The love story begins with how the two met, how she almost chops his ear off when she hears he is a photographer and the two have a few dates. These dates feel hard and almost unwanted. Yet they randomly proclaim they “want to fall in love” with one another whilst one is being dragged away on the train. The story isn’t coherent, and the love story becomes lost as they try to find a cure for her illness, which is suggestive of the pursuit of happiness rather than a romantic drama.
The story then turns, and from here, the narrative shifts to exploring how Misaki’s older brother (Kento Nagayama) and his now fiancée (Yuki Sakurai) struggle as they bear the financial brunt of her plight. The financial, emotional, and physical burden older people bring on their loved ones is highlighted and really didn’t give me much hope for becoming older. This might be a social issue in Japan that they’re trying to raise and make people aware of, but it really brought me down. I didn’t feel inspired or hopeful, but rather bored and alone. This film doesn’t celebrate love and life but really pushes against it.

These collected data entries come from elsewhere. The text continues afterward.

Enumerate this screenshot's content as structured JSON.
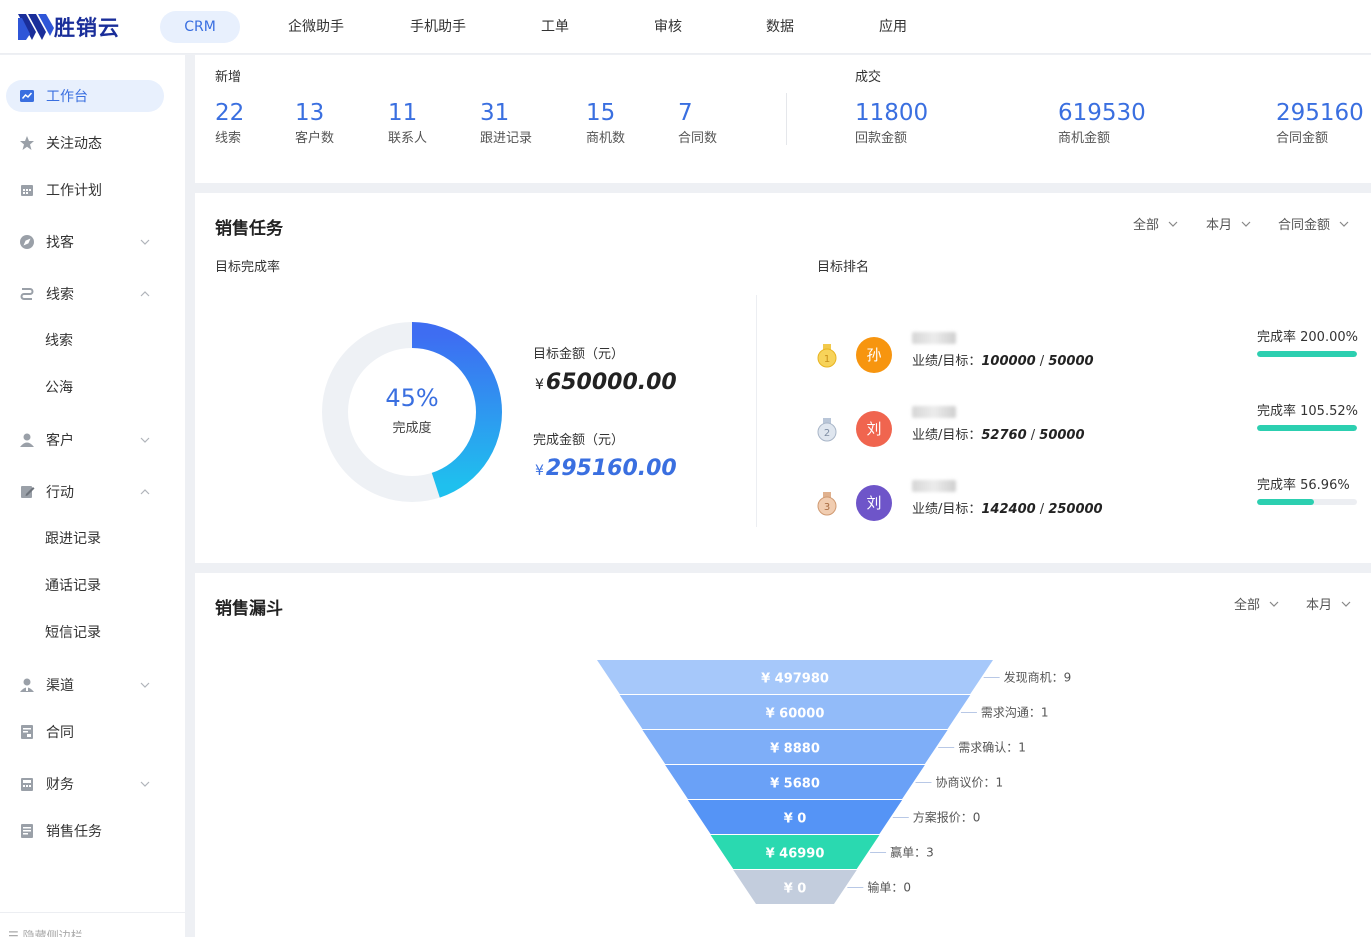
{
  "brand": {
    "name": "胜销云"
  },
  "nav": [
    "CRM",
    "企微助手",
    "手机助手",
    "工单",
    "审核",
    "数据",
    "应用"
  ],
  "sidebar": {
    "items": [
      {
        "label": "工作台",
        "icon": "chart-line-icon",
        "active": true
      },
      {
        "label": "关注动态",
        "icon": "star-icon"
      },
      {
        "label": "工作计划",
        "icon": "calendar-icon"
      },
      {
        "label": "找客",
        "icon": "compass-icon",
        "expandable": true
      },
      {
        "label": "线索",
        "icon": "route-icon",
        "expanded": true,
        "children": [
          "线索",
          "公海"
        ]
      },
      {
        "label": "客户",
        "icon": "user-icon",
        "expandable": true
      },
      {
        "label": "行动",
        "icon": "edit-icon",
        "expanded": true,
        "children": [
          "跟进记录",
          "通话记录",
          "短信记录"
        ]
      },
      {
        "label": "渠道",
        "icon": "agent-icon",
        "expandable": true
      },
      {
        "label": "合同",
        "icon": "contract-icon"
      },
      {
        "label": "财务",
        "icon": "finance-icon",
        "expandable": true
      },
      {
        "label": "销售任务",
        "icon": "task-icon"
      }
    ],
    "footer": "隐藏侧边栏"
  },
  "stats": {
    "new_label": "新增",
    "deal_label": "成交",
    "new_items": [
      {
        "value": "22",
        "label": "线索"
      },
      {
        "value": "13",
        "label": "客户数"
      },
      {
        "value": "11",
        "label": "联系人"
      },
      {
        "value": "31",
        "label": "跟进记录"
      },
      {
        "value": "15",
        "label": "商机数"
      },
      {
        "value": "7",
        "label": "合同数"
      }
    ],
    "deal_items": [
      {
        "value": "11800",
        "label": "回款金额"
      },
      {
        "value": "619530",
        "label": "商机金额"
      },
      {
        "value": "295160",
        "label": "合同金额"
      }
    ]
  },
  "task": {
    "title": "销售任务",
    "filters": [
      "全部",
      "本月",
      "合同金额"
    ],
    "completion_label": "目标完成率",
    "ranking_label": "目标排名",
    "completion_pct": 45,
    "completion_text": "45%",
    "completion_sub": "完成度",
    "target_label": "目标金额（元）",
    "target_value": "650000.00",
    "done_label": "完成金额（元）",
    "done_value": "295160.00",
    "currency": "¥",
    "ranking": [
      {
        "rank": 1,
        "avatar": "孙",
        "color": "#f7950f",
        "perf_prefix": "业绩/目标：",
        "perf": "100000",
        "target": "50000",
        "rate_text": "完成率 200.00%",
        "rate": 1.0
      },
      {
        "rank": 2,
        "avatar": "刘",
        "color": "#f0654f",
        "perf_prefix": "业绩/目标：",
        "perf": "52760",
        "target": "50000",
        "rate_text": "完成率 105.52%",
        "rate": 1.0
      },
      {
        "rank": 3,
        "avatar": "刘",
        "color": "#6e55c9",
        "perf_prefix": "业绩/目标：",
        "perf": "142400",
        "target": "250000",
        "rate_text": "完成率 56.96%",
        "rate": 0.5696
      }
    ]
  },
  "funnel": {
    "title": "销售漏斗",
    "filters": [
      "全部",
      "本月"
    ],
    "stages": [
      {
        "value": "¥ 497980",
        "label": "发现商机：9",
        "color": "#a6c8fa"
      },
      {
        "value": "¥ 60000",
        "label": "需求沟通：1",
        "color": "#92bbf9"
      },
      {
        "value": "¥ 8880",
        "label": "需求确认：1",
        "color": "#7eaef8"
      },
      {
        "value": "¥ 5680",
        "label": "协商议价：1",
        "color": "#6aa1f7"
      },
      {
        "value": "¥ 0",
        "label": "方案报价：0",
        "color": "#5594f6"
      },
      {
        "value": "¥ 46990",
        "label": "赢单：3",
        "color": "#2ad9b0"
      },
      {
        "value": "¥ 0",
        "label": "输单：0",
        "color": "#c3cddd"
      }
    ]
  }
}
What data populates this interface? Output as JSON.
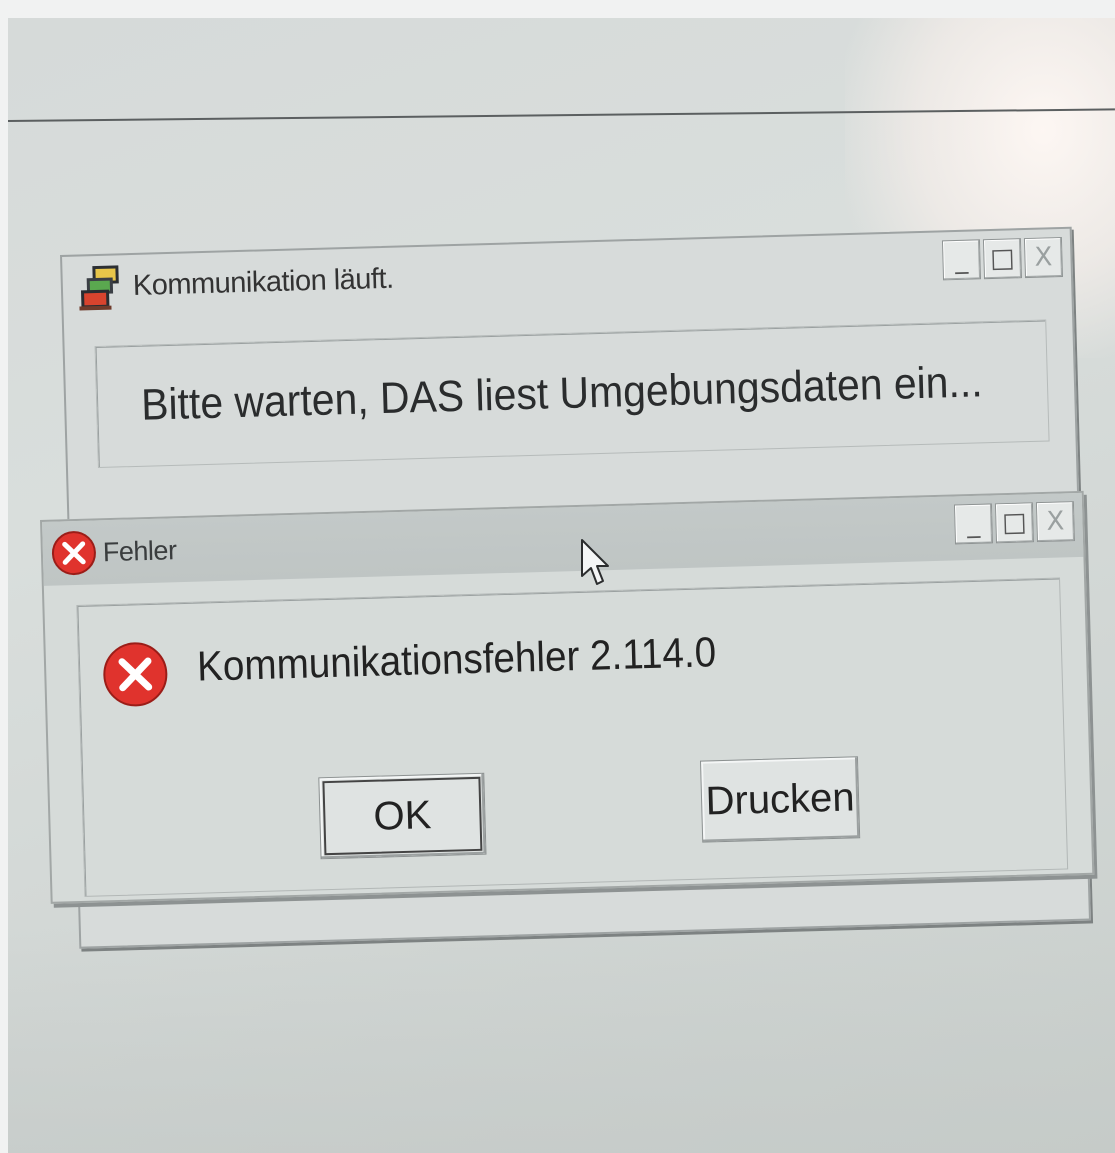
{
  "back_window": {
    "title": "Kommunikation läuft.",
    "message": "Bitte warten, DAS liest Umgebungsdaten ein...",
    "controls": {
      "minimize": "_",
      "maximize": "□",
      "close": "X"
    }
  },
  "error_dialog": {
    "title": "Fehler",
    "message": "Kommunikationsfehler 2.114.0",
    "buttons": {
      "ok_label": "OK",
      "print_label": "Drucken"
    },
    "controls": {
      "minimize": "_",
      "maximize": "□",
      "close": "X"
    }
  },
  "colors": {
    "error_red": "#e0332d",
    "window_bg": "#d6dbd9"
  },
  "icons": {
    "back_window_icon": "computer-stack-icon",
    "error_icon": "error-x-icon",
    "cursor": "arrow-cursor-icon"
  }
}
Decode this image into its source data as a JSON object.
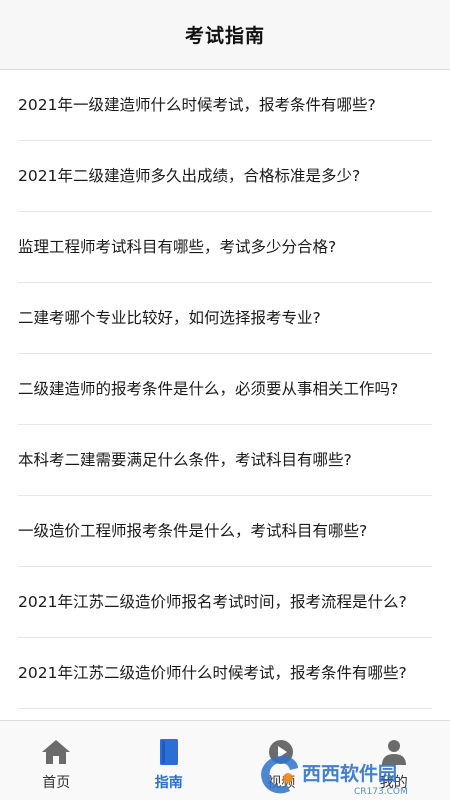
{
  "header": {
    "title": "考试指南"
  },
  "articles": [
    {
      "title": "2021年一级建造师什么时候考试，报考条件有哪些?"
    },
    {
      "title": "2021年二级建造师多久出成绩，合格标准是多少?"
    },
    {
      "title": "监理工程师考试科目有哪些，考试多少分合格?"
    },
    {
      "title": "二建考哪个专业比较好，如何选择报考专业?"
    },
    {
      "title": "二级建造师的报考条件是什么，必须要从事相关工作吗?"
    },
    {
      "title": "本科考二建需要满足什么条件，考试科目有哪些?"
    },
    {
      "title": "一级造价工程师报考条件是什么，考试科目有哪些?"
    },
    {
      "title": "2021年江苏二级造价师报名考试时间，报考流程是什么?"
    },
    {
      "title": "2021年江苏二级造价师什么时候考试，报考条件有哪些?"
    }
  ],
  "tabbar": {
    "tabs": [
      {
        "label": "首页",
        "icon": "home-icon",
        "active": false
      },
      {
        "label": "指南",
        "icon": "book-icon",
        "active": true
      },
      {
        "label": "视频",
        "icon": "video-icon",
        "active": false
      },
      {
        "label": "我的",
        "icon": "person-icon",
        "active": false
      }
    ]
  },
  "watermark": {
    "text": "西西软件园",
    "url_text": "CR173.COM"
  },
  "colors": {
    "accent": "#2b6fd6",
    "text": "#1a1a1a",
    "icon_gray": "#6b6b6b",
    "header_bg": "#f7f7f7"
  }
}
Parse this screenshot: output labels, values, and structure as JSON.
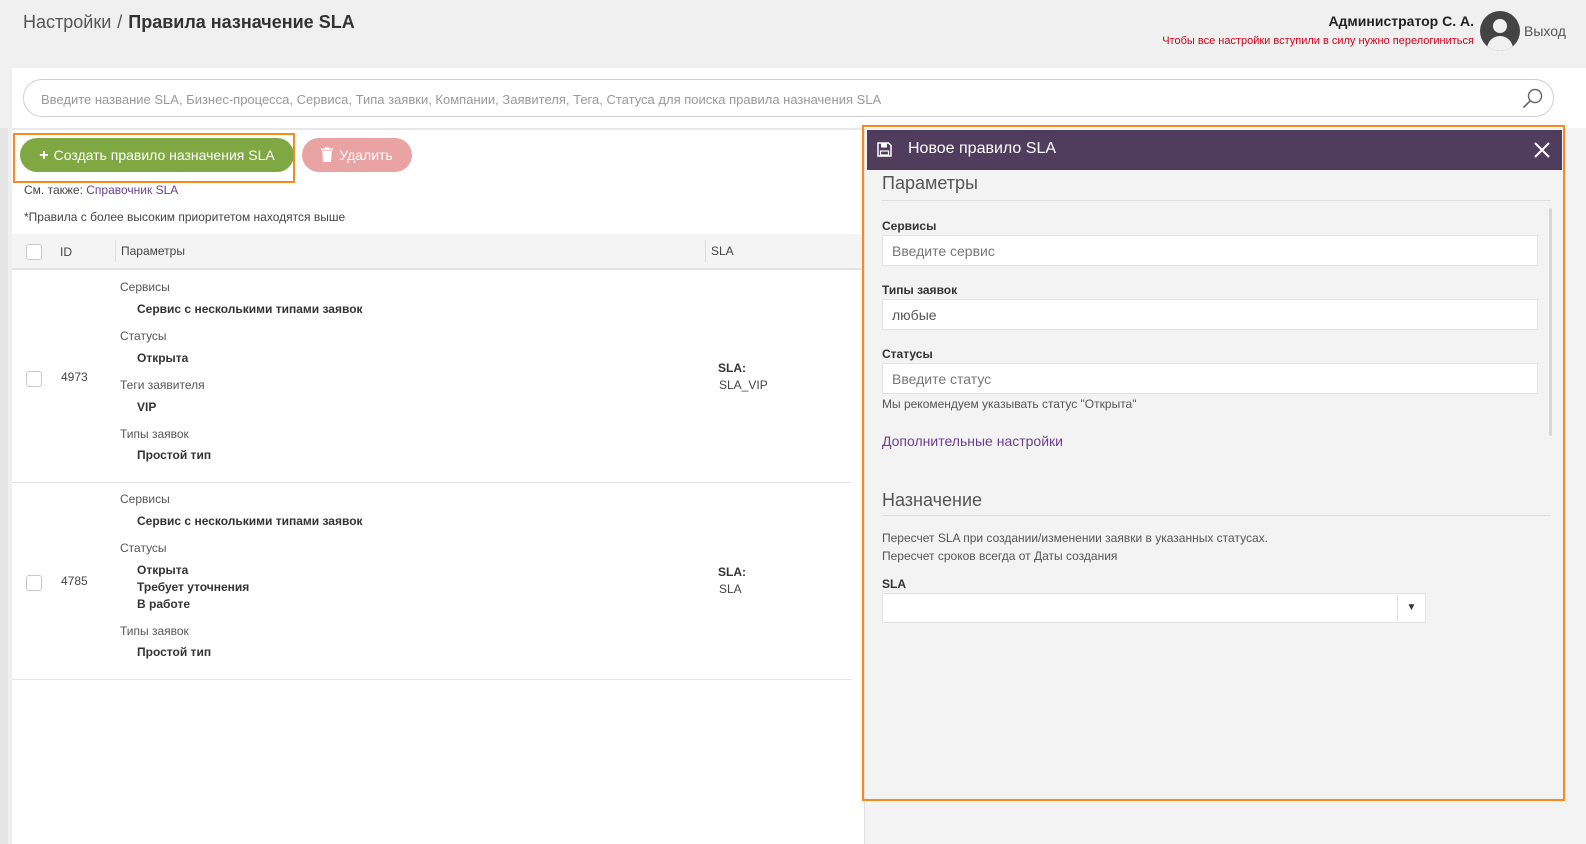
{
  "header": {
    "breadcrumb_root": "Настройки",
    "breadcrumb_sep": "/",
    "breadcrumb_current": "Правила назначение SLA",
    "user_name": "Администратор С. А.",
    "relogin_notice": "Чтобы все настройки вступили в силу нужно перелогиниться",
    "logout_label": "Выход"
  },
  "search": {
    "placeholder": "Введите название SLA, Бизнес-процесса, Сервиса, Типа заявки, Компании, Заявителя, Тега, Статуса для поиска правила назначения SLA",
    "value": ""
  },
  "toolbar": {
    "create_label": "Создать правило назначения SLA",
    "create_plus": "+",
    "delete_label": "Удалить"
  },
  "see_also": {
    "prefix": "См. также:",
    "link": "Справочник SLA"
  },
  "priority_note": "*Правила с более высоким приоритетом находятся выше",
  "table": {
    "columns": [
      "ID",
      "Параметры",
      "SLA"
    ],
    "rows": [
      {
        "id": "4973",
        "params": [
          {
            "label": "Сервисы",
            "values": [
              "Сервис с несколькими типами заявок"
            ]
          },
          {
            "label": "Статусы",
            "values": [
              "Открыта"
            ]
          },
          {
            "label": "Теги заявителя",
            "values": [
              "VIP"
            ]
          },
          {
            "label": "Типы заявок",
            "values": [
              "Простой тип"
            ]
          }
        ],
        "sla_label": "SLA:",
        "sla_value": "SLA_VIP"
      },
      {
        "id": "4785",
        "params": [
          {
            "label": "Сервисы",
            "values": [
              "Сервис с несколькими типами заявок"
            ]
          },
          {
            "label": "Статусы",
            "values": [
              "Открыта",
              "Требует уточнения",
              "В работе"
            ]
          },
          {
            "label": "Типы заявок",
            "values": [
              "Простой тип"
            ]
          }
        ],
        "sla_label": "SLA:",
        "sla_value": "SLA"
      }
    ]
  },
  "panel": {
    "title": "Новое правило SLA",
    "params_title": "Параметры",
    "services_label": "Сервисы",
    "services_placeholder": "Введите сервис",
    "types_label": "Типы заявок",
    "types_value": "любые",
    "statuses_label": "Статусы",
    "statuses_placeholder": "Введите статус",
    "status_hint": "Мы рекомендуем указывать статус \"Открыта\"",
    "advanced_link": "Дополнительные настройки",
    "assign_title": "Назначение",
    "recalc_note_1": "Пересчет SLA при создании/изменении заявки в указанных статусах.",
    "recalc_note_2": "Пересчет сроков всегда от Даты создания",
    "sla_label": "SLA",
    "sla_value": ""
  },
  "colors": {
    "accent_green": "#7fa843",
    "delete_pink": "#eaa3a3",
    "panel_header": "#503d5e",
    "highlight_orange": "#f7891f",
    "link_purple": "#6b3f8f",
    "warning_red": "#d0021b"
  }
}
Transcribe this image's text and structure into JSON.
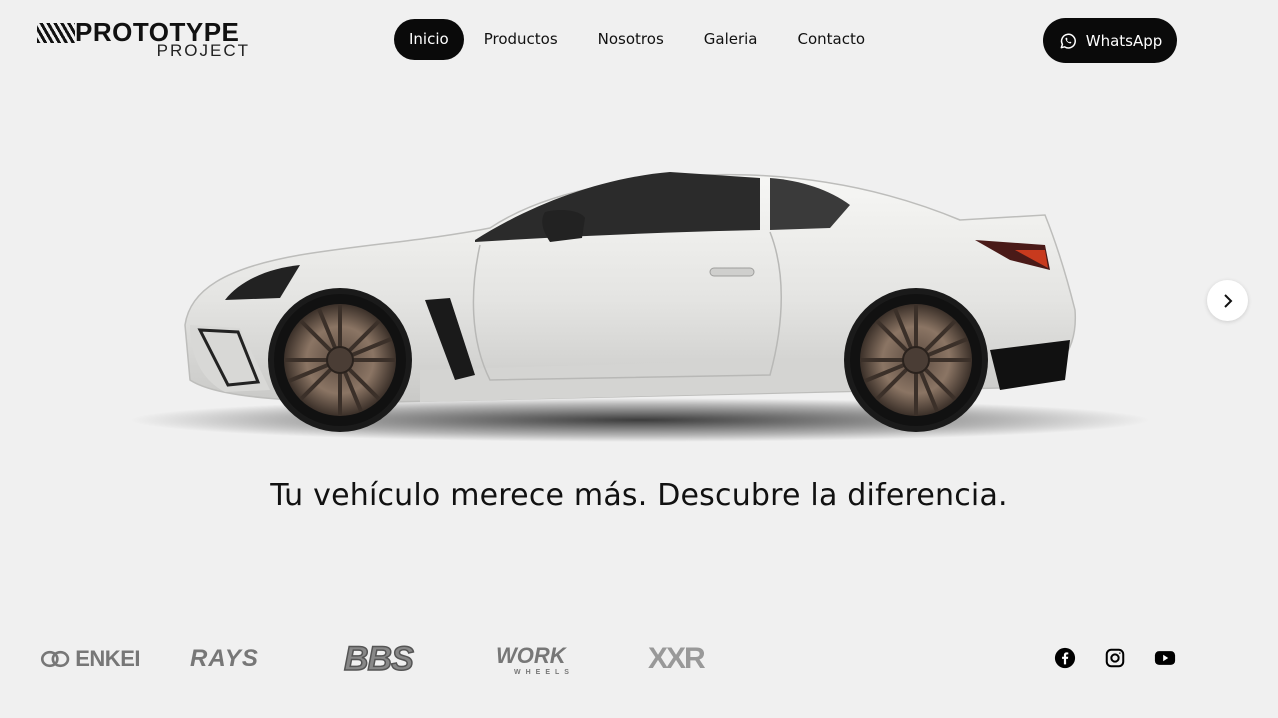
{
  "brand": {
    "name": "PROTOTYPE",
    "sub": "PROJECT"
  },
  "nav": [
    {
      "label": "Inicio",
      "active": true
    },
    {
      "label": "Productos",
      "active": false
    },
    {
      "label": "Nosotros",
      "active": false
    },
    {
      "label": "Galeria",
      "active": false
    },
    {
      "label": "Contacto",
      "active": false
    }
  ],
  "whatsapp": {
    "label": "WhatsApp",
    "icon": "whatsapp-icon"
  },
  "hero": {
    "tagline": "Tu vehículo merece más. Descubre la diferencia.",
    "next_icon": "chevron-right-icon"
  },
  "brands": [
    {
      "name": "ENKEI"
    },
    {
      "name": "RAYS"
    },
    {
      "name": "BBS"
    },
    {
      "name": "WORK",
      "sub": "WHEELS"
    },
    {
      "name": "XXR"
    }
  ],
  "social": [
    "facebook-icon",
    "instagram-icon",
    "youtube-icon"
  ],
  "colors": {
    "background": "#f0f0f0",
    "accent": "#0a0a0a",
    "text": "#111111"
  }
}
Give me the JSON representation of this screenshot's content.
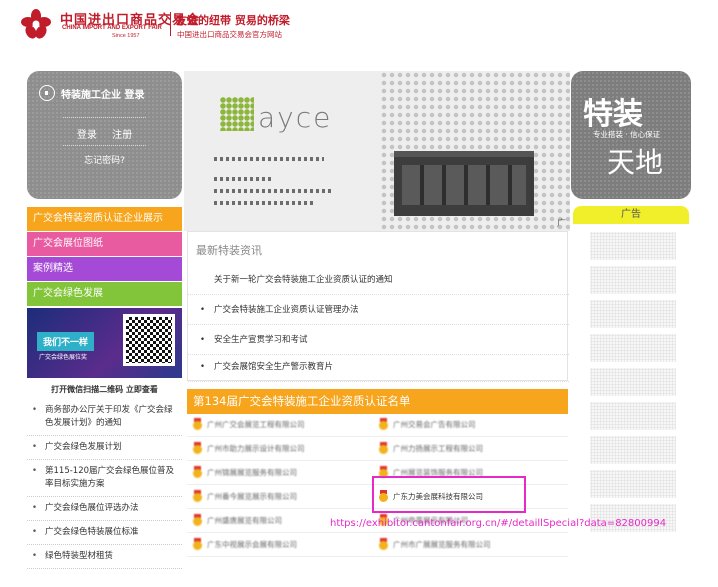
{
  "header": {
    "logo_cn": "中国进出口商品交易会",
    "logo_en": "CHINA IMPORT AND EXPORT FAIR",
    "logo_since": "Since 1957",
    "slogan": "友谊的纽带 贸易的桥梁",
    "site_name": "中国进出口商品交易会官方网站"
  },
  "login": {
    "title": "特装施工企业 登录",
    "login_link": "登录",
    "register_link": "注册",
    "forgot_link": "忘记密码?"
  },
  "banner": {
    "brand": "ayce",
    "corner_text": "广"
  },
  "special": {
    "big_text": "特装",
    "tagline": "专业搭装 · 信心保证",
    "big_text2": "天地"
  },
  "menu": {
    "items": [
      {
        "label": "广交会特装资质认证企业展示",
        "color": "#f6a51c"
      },
      {
        "label": "广交会展位图纸",
        "color": "#e85ba0"
      },
      {
        "label": "案例精选",
        "color": "#a44ad6"
      },
      {
        "label": "广交会绿色发展",
        "color": "#82c43a"
      }
    ],
    "qr_slogan": "我们不一样",
    "qr_sub": "广交会绿色展位奖",
    "qr_caption": "打开微信扫描二维码 立即查看"
  },
  "links": [
    "商务部办公厅关于印发《广交会绿色发展计划》的通知",
    "广交会绿色发展计划",
    "第115-120届广交会绿色展位普及率目标实施方案",
    "广交会绿色展位评选办法",
    "广交会绿色特装展位标准",
    "绿色特装型材租赁"
  ],
  "ad": {
    "title": "广告"
  },
  "news": {
    "title": "最新特装资讯",
    "items": [
      "关于新一轮广交会特装施工企业资质认证的通知",
      "广交会特装施工企业资质认证管理办法",
      "安全生产宣贯学习和考试",
      "广交会展馆安全生产警示教育片"
    ]
  },
  "list": {
    "title": "第134届广交会特装施工企业资质认证名单",
    "rows": [
      [
        "广州广交会展览工程有限公司",
        "广州交易会广告有限公司"
      ],
      [
        "广州市助力展示设计有限公司",
        "广州力扬展示工程有限公司"
      ],
      [
        "广州锦展展览服务有限公司",
        "广州展览装饰服务有限公司"
      ],
      [
        "广州番今展览展示有限公司",
        "广东力美会展科技有限公司"
      ],
      [
        "广州盛唐展览有限公司",
        "广州帝豪展示有限公司"
      ],
      [
        "广东中视展示会展有限公司",
        "广州市广展展览服务有限公司"
      ]
    ],
    "highlight_company": "广东力美会展科技有限公司"
  },
  "annotation": {
    "url": "https://exhibitor.cantonfair.org.cn/#/detaillSpecial?data=82800994",
    "color": "#e52ac9"
  }
}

The cinematography is nice, and the acting is to a good standard. I watched with both voice-over and subtitles, which didn’t match, so that was rather annoying. Towards the end when Misaki is sick, there are camera shots as if we are seeing through her eyes, mixed with her heavy breathing and height. It reminded me of E.T when he is running through the forests at the beginning, and I couldn’t help but laugh and couldn’t take it seriously. We never really see her face, just her body, which is hard to identify and make a connection with.
Overall this film is okay, but unlike other films concerning age like Jack and Benjamin Button, this story doesn’t grasp the value and meaning of life, and it failed to pull at my heartstrings.